Run this function with 50 mallet infogain features and the pagerank 25 set.
tf_file: /home/j/anick/patent-classifier/ontology/roles/data/patents/ln-us-14-health/data/tv/2002.a.tf.f1.unigram.mtf.doc_all.no0
tcs_file: /home/j/anick/patent-classifier/ontology/roles/data/patents/ln-us-14-health/data/tv/doc_all/2002.a.tf.f1.unigram.mtf.ssi.1.0.2.tcs
output_prefix: "NB.IG50.ssi.uni"
Then send me the location of the function (make sure it is world/read/write/execute on the cs cluster machine) so that I can run it on other data. I have a lot of things to test.
Thanks,
Peter
6/26/15 I loaded abstracts from 1997-2007 into es index on pareia.
[es_np_index.py] Bulk loaded sublist 1135
Thu Jun 25 22:23:35 2015 0 [es_np_index.py]Completed make_bulk_lists for years: 1997 2007. Number of lines: 151569
[gen_bulk_lists]151569 lines from 5935 files written to index i_bio_abs
[es_np_index.py] Bulk loaded sublist 1136
[se_np_index.py]np_populate completed at Thu Jun 25 22:23:35 2015
(elapsed time in hr:min:sec: 5:27:13.046177)

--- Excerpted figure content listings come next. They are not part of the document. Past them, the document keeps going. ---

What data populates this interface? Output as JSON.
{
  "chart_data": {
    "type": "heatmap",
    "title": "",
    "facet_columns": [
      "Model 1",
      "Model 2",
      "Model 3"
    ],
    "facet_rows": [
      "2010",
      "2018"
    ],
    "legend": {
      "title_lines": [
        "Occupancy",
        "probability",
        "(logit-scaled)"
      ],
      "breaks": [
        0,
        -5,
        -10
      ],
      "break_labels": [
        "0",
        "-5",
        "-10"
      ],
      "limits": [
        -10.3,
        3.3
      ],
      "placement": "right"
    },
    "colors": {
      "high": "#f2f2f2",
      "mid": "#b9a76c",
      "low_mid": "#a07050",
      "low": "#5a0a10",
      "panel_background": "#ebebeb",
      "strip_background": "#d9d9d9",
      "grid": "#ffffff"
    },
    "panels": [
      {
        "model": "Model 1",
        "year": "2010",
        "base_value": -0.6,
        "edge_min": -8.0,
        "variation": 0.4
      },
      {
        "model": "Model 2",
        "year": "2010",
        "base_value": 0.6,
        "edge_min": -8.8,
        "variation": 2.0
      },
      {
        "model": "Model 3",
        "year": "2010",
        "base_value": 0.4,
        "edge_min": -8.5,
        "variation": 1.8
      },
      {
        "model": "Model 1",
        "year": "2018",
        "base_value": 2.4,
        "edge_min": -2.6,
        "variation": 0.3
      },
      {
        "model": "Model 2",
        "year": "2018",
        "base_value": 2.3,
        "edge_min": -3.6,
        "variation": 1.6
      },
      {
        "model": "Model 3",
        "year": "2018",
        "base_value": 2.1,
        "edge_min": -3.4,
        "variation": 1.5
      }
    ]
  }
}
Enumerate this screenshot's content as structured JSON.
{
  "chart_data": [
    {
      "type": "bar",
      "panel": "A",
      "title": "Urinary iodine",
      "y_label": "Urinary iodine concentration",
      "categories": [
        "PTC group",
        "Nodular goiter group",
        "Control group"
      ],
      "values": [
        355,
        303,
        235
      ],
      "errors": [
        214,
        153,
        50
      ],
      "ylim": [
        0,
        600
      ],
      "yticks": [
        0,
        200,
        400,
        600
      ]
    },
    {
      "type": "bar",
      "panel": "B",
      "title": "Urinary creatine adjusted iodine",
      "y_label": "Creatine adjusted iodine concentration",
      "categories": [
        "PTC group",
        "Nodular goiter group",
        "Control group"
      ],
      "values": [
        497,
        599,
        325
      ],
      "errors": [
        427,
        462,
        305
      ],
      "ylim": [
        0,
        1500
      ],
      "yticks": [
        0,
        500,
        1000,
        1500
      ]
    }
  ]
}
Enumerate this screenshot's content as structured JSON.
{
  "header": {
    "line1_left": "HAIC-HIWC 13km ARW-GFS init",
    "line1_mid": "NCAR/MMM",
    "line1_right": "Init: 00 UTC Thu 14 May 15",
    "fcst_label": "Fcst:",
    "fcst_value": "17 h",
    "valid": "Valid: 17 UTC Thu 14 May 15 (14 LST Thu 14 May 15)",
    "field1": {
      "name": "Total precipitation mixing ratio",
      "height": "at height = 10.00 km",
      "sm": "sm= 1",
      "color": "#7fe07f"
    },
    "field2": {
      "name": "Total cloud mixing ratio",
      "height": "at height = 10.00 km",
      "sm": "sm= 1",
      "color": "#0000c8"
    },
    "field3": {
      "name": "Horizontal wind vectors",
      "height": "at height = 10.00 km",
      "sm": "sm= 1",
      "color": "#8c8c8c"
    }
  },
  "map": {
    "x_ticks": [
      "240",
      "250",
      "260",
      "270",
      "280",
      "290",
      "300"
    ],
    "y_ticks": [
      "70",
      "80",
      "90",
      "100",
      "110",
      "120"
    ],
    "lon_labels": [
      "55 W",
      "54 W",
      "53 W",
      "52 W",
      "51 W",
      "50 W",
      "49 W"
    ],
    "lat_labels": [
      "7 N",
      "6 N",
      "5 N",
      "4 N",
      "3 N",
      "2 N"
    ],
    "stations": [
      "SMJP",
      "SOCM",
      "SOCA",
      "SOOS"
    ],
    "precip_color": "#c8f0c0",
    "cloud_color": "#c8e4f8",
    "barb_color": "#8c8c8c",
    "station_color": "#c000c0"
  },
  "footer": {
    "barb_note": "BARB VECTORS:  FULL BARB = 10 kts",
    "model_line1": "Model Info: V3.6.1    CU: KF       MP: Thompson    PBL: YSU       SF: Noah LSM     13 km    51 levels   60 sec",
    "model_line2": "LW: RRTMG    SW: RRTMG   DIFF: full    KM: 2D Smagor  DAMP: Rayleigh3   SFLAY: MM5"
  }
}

Bug to fix for evaluation:
>>> polarity.run_polareval()
Traceback (most recent call last):
File "<stdin>", line 1, in <module>
File "polarity.py", line 233, in run_polareval
pe.compare(output_dir)
File "polarity.py", line 280, in compare
for (term, gold_value) in self.d_gold_unigram2label:
ValueError: too many values to unpack
/ probably because one of the lines has a blank field value.